Kepala Seksi Gizi, Dinas Kesehatan (Dinkes), Kabupaten Lebak, Tata Sudita, Minggu (16/3), mengatakan, pihaknya sangat prihatin dengan tingginya penderita gizi buruk di Kabupaten Lebak. Sebagian besar mereka merupakan anak-anak dari keluarga miskin.

Berdasarkan hasil pemantauan status gizi (PSG) September 2007 lalu, dari 108.339 balita yang ditimbang di posyandu, teridentifikasi 1.450 anak mengalami gizi buruk. Sedangkan status gizi kurang tercatat 12.660 dan 92.473 gizi baik.

“Angka ini mengalami kenaikan dibandingkan hasil PSG tahun 2006 lalu yang mencapai 1.332 balita,” katanya.

Untuk mengatasi masalah gizi buruk, Dinas Kesehatan setempat, kini menyalurkan bantuan makanan tambahan ASI berupa susu dan multivitamin bagi penderita gizi buruk.

“Bantuan ini tentu sangat membantu menurunkan status gizi buruk di Kabupaten Lebak,” katanya. Tetapi makanan tambahan ini hanya mencukupi untuk kebutuhan selama 42 hari.

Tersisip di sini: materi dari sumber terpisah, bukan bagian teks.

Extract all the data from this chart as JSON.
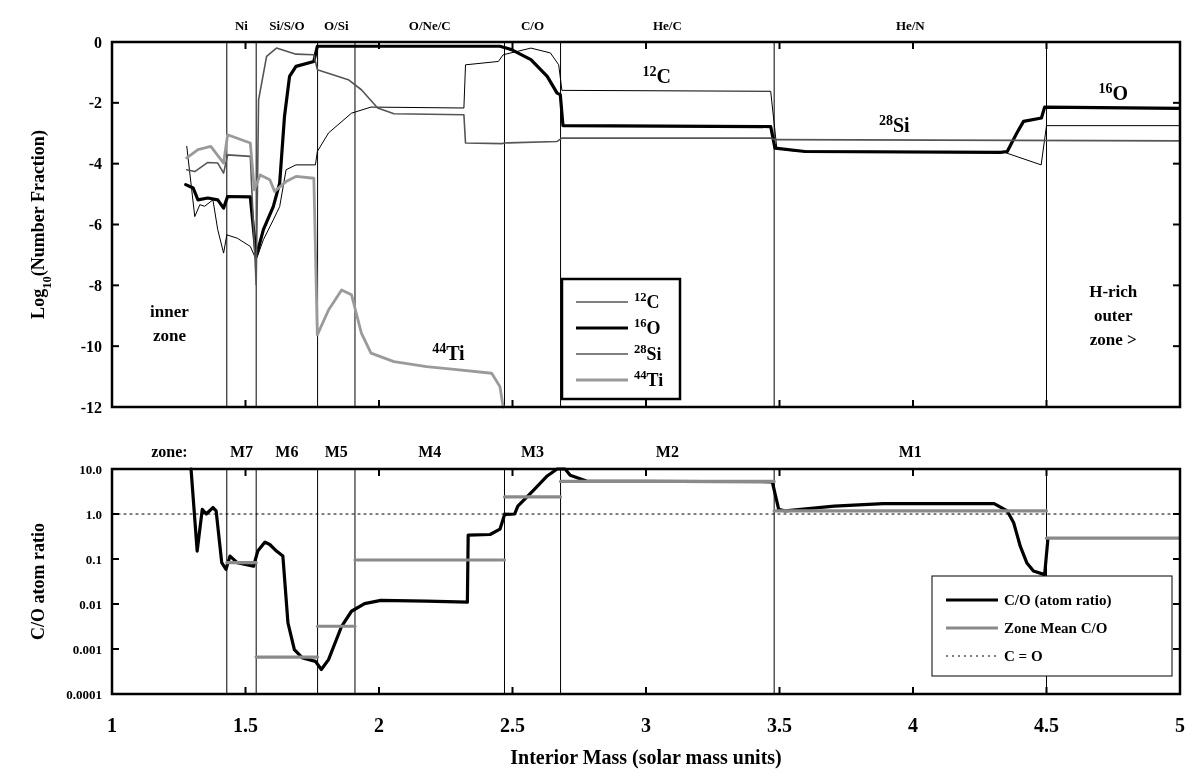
{
  "chart_data": [
    {
      "type": "line",
      "ylabel": "Log$_{10}$(Number Fraction)",
      "xlim": [
        1,
        5
      ],
      "ylim": [
        -12,
        0
      ],
      "xticks": [
        {
          "value": 1,
          "label": null
        },
        {
          "value": 1.5,
          "label": null
        },
        {
          "value": 2,
          "label": null
        },
        {
          "value": 2.5,
          "label": null
        },
        {
          "value": 3,
          "label": null
        },
        {
          "value": 3.5,
          "label": null
        },
        {
          "value": 4,
          "label": null
        },
        {
          "value": 4.5,
          "label": null
        },
        {
          "value": 5,
          "label": null
        }
      ],
      "yticks": [
        0,
        -2,
        -4,
        -6,
        -8,
        -10,
        -12
      ],
      "tick_labels": "y",
      "legend": "bottom",
      "series": [
        {
          "name": "$^{12}$C",
          "color": "#000000",
          "x": [
            1.28,
            1.31,
            1.329,
            1.347,
            1.378,
            1.396,
            1.418,
            1.43,
            1.469,
            1.518,
            1.54,
            1.567,
            1.604,
            1.628,
            1.652,
            1.689,
            1.762,
            1.769,
            1.811,
            1.897,
            1.97,
            2.318,
            2.324,
            2.447,
            2.465,
            2.569,
            2.642,
            2.673,
            2.685,
            3.467,
            3.49,
            3.55,
            4.34,
            4.48,
            4.5,
            5
          ],
          "values": [
            -3.43,
            -5.74,
            -5.35,
            -5.4,
            -5.19,
            -6.17,
            -6.94,
            -6.34,
            -6.45,
            -6.72,
            -7.16,
            -6.5,
            -5.85,
            -5.41,
            -4.2,
            -4.04,
            -4.04,
            -3.6,
            -2.99,
            -2.34,
            -2.14,
            -2.17,
            -0.75,
            -0.64,
            -0.42,
            -0.2,
            -0.36,
            -0.75,
            -1.59,
            -1.62,
            -3.5,
            -3.58,
            -3.62,
            -4.04,
            -2.75,
            -2.75
          ]
        },
        {
          "name": "$^{16}$O",
          "color": "#000000",
          "x": [
            1.276,
            1.304,
            1.322,
            1.359,
            1.396,
            1.418,
            1.433,
            1.518,
            1.54,
            1.567,
            1.604,
            1.628,
            1.646,
            1.665,
            1.689,
            1.756,
            1.769,
            2.453,
            2.496,
            2.569,
            2.63,
            2.667,
            2.679,
            2.689,
            3.467,
            3.483,
            3.595,
            4.328,
            4.353,
            4.389,
            4.414,
            4.481,
            4.493,
            5
          ],
          "values": [
            -4.69,
            -4.8,
            -5.19,
            -5.13,
            -5.19,
            -5.46,
            -5.08,
            -5.09,
            -7.05,
            -6.17,
            -5.41,
            -4.64,
            -2.45,
            -1.13,
            -0.8,
            -0.64,
            -0.14,
            -0.14,
            -0.25,
            -0.58,
            -1.13,
            -1.68,
            -1.73,
            -2.75,
            -2.78,
            -3.49,
            -3.6,
            -3.63,
            -3.6,
            -2.99,
            -2.61,
            -2.5,
            -2.14,
            -2.18
          ]
        },
        {
          "name": "$^{28}$Si",
          "color": "#555555",
          "x": [
            1.28,
            1.31,
            1.359,
            1.396,
            1.418,
            1.433,
            1.518,
            1.54,
            1.549,
            1.579,
            1.616,
            1.689,
            1.756,
            1.769,
            1.885,
            1.934,
            1.995,
            2.056,
            2.318,
            2.324,
            2.46,
            2.471,
            2.667,
            2.685,
            3.467,
            3.48,
            5
          ],
          "values": [
            -4.2,
            -4.26,
            -3.96,
            -3.98,
            -4.31,
            -3.71,
            -3.76,
            -7.98,
            -1.9,
            -0.47,
            -0.2,
            -0.4,
            -0.42,
            -0.91,
            -1.24,
            -1.57,
            -2.17,
            -2.36,
            -2.39,
            -3.32,
            -3.34,
            -3.32,
            -3.27,
            -3.16,
            -3.16,
            -3.21,
            -3.25
          ]
        },
        {
          "name": "$^{44}$Ti",
          "color": "#9a9a9a",
          "x": [
            1.28,
            1.322,
            1.37,
            1.418,
            1.433,
            1.518,
            1.533,
            1.555,
            1.591,
            1.609,
            1.652,
            1.689,
            1.756,
            1.769,
            1.811,
            1.86,
            1.897,
            1.934,
            1.97,
            2.056,
            2.178,
            2.3,
            2.422,
            2.453,
            2.465
          ],
          "values": [
            -3.81,
            -3.54,
            -3.43,
            -3.98,
            -3.05,
            -3.32,
            -4.86,
            -4.37,
            -4.53,
            -4.91,
            -4.59,
            -4.42,
            -4.48,
            -9.63,
            -8.81,
            -8.15,
            -8.31,
            -9.57,
            -10.23,
            -10.51,
            -10.67,
            -10.78,
            -10.89,
            -11.33,
            -12
          ]
        }
      ],
      "ref_lines": [
        {
          "axis": "x",
          "value": 1.43,
          "color": "#000000"
        },
        {
          "axis": "x",
          "value": 1.54,
          "color": "#000000"
        },
        {
          "axis": "x",
          "value": 1.77,
          "color": "#000000"
        },
        {
          "axis": "x",
          "value": 1.91,
          "color": "#000000"
        },
        {
          "axis": "x",
          "value": 2.47,
          "color": "#000000"
        },
        {
          "axis": "x",
          "value": 2.68,
          "color": "#000000"
        },
        {
          "axis": "x",
          "value": 3.48,
          "color": "#000000"
        },
        {
          "axis": "x",
          "value": 4.5,
          "color": "#000000"
        }
      ],
      "annotations": [
        "inner zone",
        "Ni",
        "Si/S/O",
        "O/Si",
        "O/Ne/C",
        "C/O",
        "He/C",
        "He/N",
        "H-rich outer zone >",
        {
          "text": "$^{12}$C",
          "x": 3.04,
          "y": -1.62
        },
        {
          "text": "$^{16}$O",
          "x": 4.75,
          "y": -2.17
        },
        {
          "text": "$^{28}$Si",
          "x": 3.93,
          "y": -3.21
        },
        {
          "text": "$^{44}$Ti",
          "x": 2.26,
          "y": -10.73
        }
      ]
    },
    {
      "type": "line",
      "ylabel": "C/O atom ratio",
      "xlabel": "Interior Mass (solar mass units)",
      "log": "y",
      "xlim": [
        1,
        5
      ],
      "ylim": [
        0.0001,
        10
      ],
      "xticks": [
        1,
        1.5,
        2,
        2.5,
        3,
        3.5,
        4,
        4.5,
        5
      ],
      "yticks": [
        0.0001,
        0.001,
        0.01,
        0.1,
        {
          "value": 1,
          "label": "1.0"
        },
        {
          "value": 10,
          "label": "10.0"
        }
      ],
      "legend": "bottom right",
      "series": [
        {
          "name": "C/O (atom ratio)",
          "color": "#000000",
          "x": [
            1.296,
            1.319,
            1.338,
            1.353,
            1.378,
            1.39,
            1.411,
            1.427,
            1.442,
            1.469,
            1.53,
            1.546,
            1.573,
            1.591,
            1.616,
            1.64,
            1.659,
            1.683,
            1.714,
            1.762,
            1.784,
            1.811,
            1.86,
            1.897,
            1.946,
            2.007,
            2.178,
            2.331,
            2.334,
            2.416,
            2.453,
            2.471,
            2.477,
            2.508,
            2.52,
            2.581,
            2.63,
            2.667,
            2.697,
            2.716,
            2.777,
            3.473,
            3.497,
            3.522,
            3.705,
            3.889,
            4.304,
            4.353,
            4.377,
            4.402,
            4.426,
            4.451,
            4.493,
            4.505
          ],
          "values": [
            10,
            0.15,
            1.27,
            1.0,
            1.39,
            1.17,
            0.083,
            0.059,
            0.116,
            0.083,
            0.069,
            0.15,
            0.238,
            0.21,
            0.15,
            0.116,
            0.0038,
            0.00097,
            0.00063,
            0.00053,
            0.00035,
            0.00058,
            0.0032,
            0.0069,
            0.0102,
            0.012,
            0.0116,
            0.011,
            0.34,
            0.35,
            0.46,
            1.0,
            0.98,
            1.0,
            1.5,
            3.5,
            7.0,
            10,
            10,
            7.3,
            5.4,
            5.2,
            1.27,
            1.17,
            1.5,
            1.7,
            1.7,
            1.17,
            0.64,
            0.19,
            0.083,
            0.054,
            0.045,
            0.27
          ]
        },
        {
          "name": "Zone Mean C/O",
          "color": "#8a8a8a",
          "x": [
            1.43,
            1.54
          ],
          "values": [
            0.083,
            0.083
          ]
        },
        {
          "name": "C = O",
          "color": "#000000",
          "line_style": "dotted",
          "x": [
            1,
            5
          ],
          "values": [
            1,
            1
          ]
        },
        {
          "color": "#8a8a8a",
          "x": [
            1.54,
            1.77
          ],
          "values": [
            0.00066,
            0.00066
          ]
        },
        {
          "color": "#8a8a8a",
          "x": [
            1.77,
            1.91
          ],
          "values": [
            0.0032,
            0.0032
          ]
        },
        {
          "color": "#8a8a8a",
          "x": [
            1.91,
            2.47
          ],
          "values": [
            0.095,
            0.095
          ]
        },
        {
          "color": "#8a8a8a",
          "x": [
            2.47,
            2.68
          ],
          "values": [
            2.4,
            2.4
          ]
        },
        {
          "color": "#8a8a8a",
          "x": [
            2.68,
            3.48
          ],
          "values": [
            5.3,
            5.3
          ]
        },
        {
          "color": "#8a8a8a",
          "x": [
            3.48,
            4.5
          ],
          "values": [
            1.17,
            1.17
          ]
        },
        {
          "color": "#8a8a8a",
          "x": [
            4.5,
            5
          ],
          "values": [
            0.29,
            0.29
          ]
        }
      ],
      "ref_lines": [
        {
          "axis": "x",
          "value": 1.43,
          "color": "#000000"
        },
        {
          "axis": "x",
          "value": 1.54,
          "color": "#000000"
        },
        {
          "axis": "x",
          "value": 1.77,
          "color": "#000000"
        },
        {
          "axis": "x",
          "value": 1.91,
          "color": "#000000"
        },
        {
          "axis": "x",
          "value": 2.47,
          "color": "#000000"
        },
        {
          "axis": "x",
          "value": 2.68,
          "color": "#000000"
        },
        {
          "axis": "x",
          "value": 3.48,
          "color": "#000000"
        },
        {
          "axis": "x",
          "value": 4.5,
          "color": "#000000"
        }
      ],
      "annotations": [
        "zone:",
        "M7",
        "M6",
        "M5",
        "M4",
        "M3",
        "M2",
        "M1"
      ]
    }
  ]
}
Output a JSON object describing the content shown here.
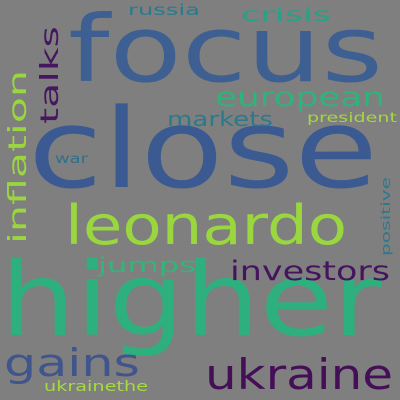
{
  "background": "#7f7f7f",
  "words": [
    {
      "id": "focus",
      "text": "focus",
      "color": "#3e5f92"
    },
    {
      "id": "close",
      "text": "close",
      "color": "#3c5a92"
    },
    {
      "id": "higher",
      "text": "higher",
      "color": "#2db07d"
    },
    {
      "id": "leonardo",
      "text": "leonardo",
      "color": "#9ad73e"
    },
    {
      "id": "ukraine",
      "text": "ukraine",
      "color": "#440f56"
    },
    {
      "id": "gains",
      "text": "gains",
      "color": "#3f558c"
    },
    {
      "id": "investors",
      "text": "investors",
      "color": "#45145f"
    },
    {
      "id": "european",
      "text": "european",
      "color": "#2fb27c"
    },
    {
      "id": "inflation",
      "text": "inflation",
      "color": "#9ad73e"
    },
    {
      "id": "talks",
      "text": "talks",
      "color": "#46175f"
    },
    {
      "id": "markets",
      "text": "markets",
      "color": "#2a7a8d"
    },
    {
      "id": "jumps",
      "text": "jumps",
      "color": "#33b57a"
    },
    {
      "id": "russia",
      "text": "russia",
      "color": "#2a7a8d"
    },
    {
      "id": "crisis",
      "text": "crisis",
      "color": "#26a285"
    },
    {
      "id": "president",
      "text": "president",
      "color": "#a3d840"
    },
    {
      "id": "war",
      "text": "war",
      "color": "#2f6f8e"
    },
    {
      "id": "positive",
      "text": "positive",
      "color": "#2a7a8d"
    },
    {
      "id": "ukrainethe",
      "text": "ukrainethe",
      "color": "#a5da40"
    }
  ]
}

Ia mengatakan, balita penderita gizi buruk sangat mudah terserang berbagai penyakit penyerta seperti TBC, diare, demam tinggi, radang otak dan idiot, karena daya tubuh mereka lemah.

“Jika masalah ini tidak cepat ditangani, dikhawatirkan Lebak akan kehilangan generasi yang unggul,” ujar Tata Sudita.

Sementara itu, data Rumah Sakit Umum Daerah (RSUD) Adjidarmo Rangkasbitung, sejak Januari hingga saat ini menunjukkan, balita gizi buruk yang meninggal dunia tercatat sebanyak enam orang.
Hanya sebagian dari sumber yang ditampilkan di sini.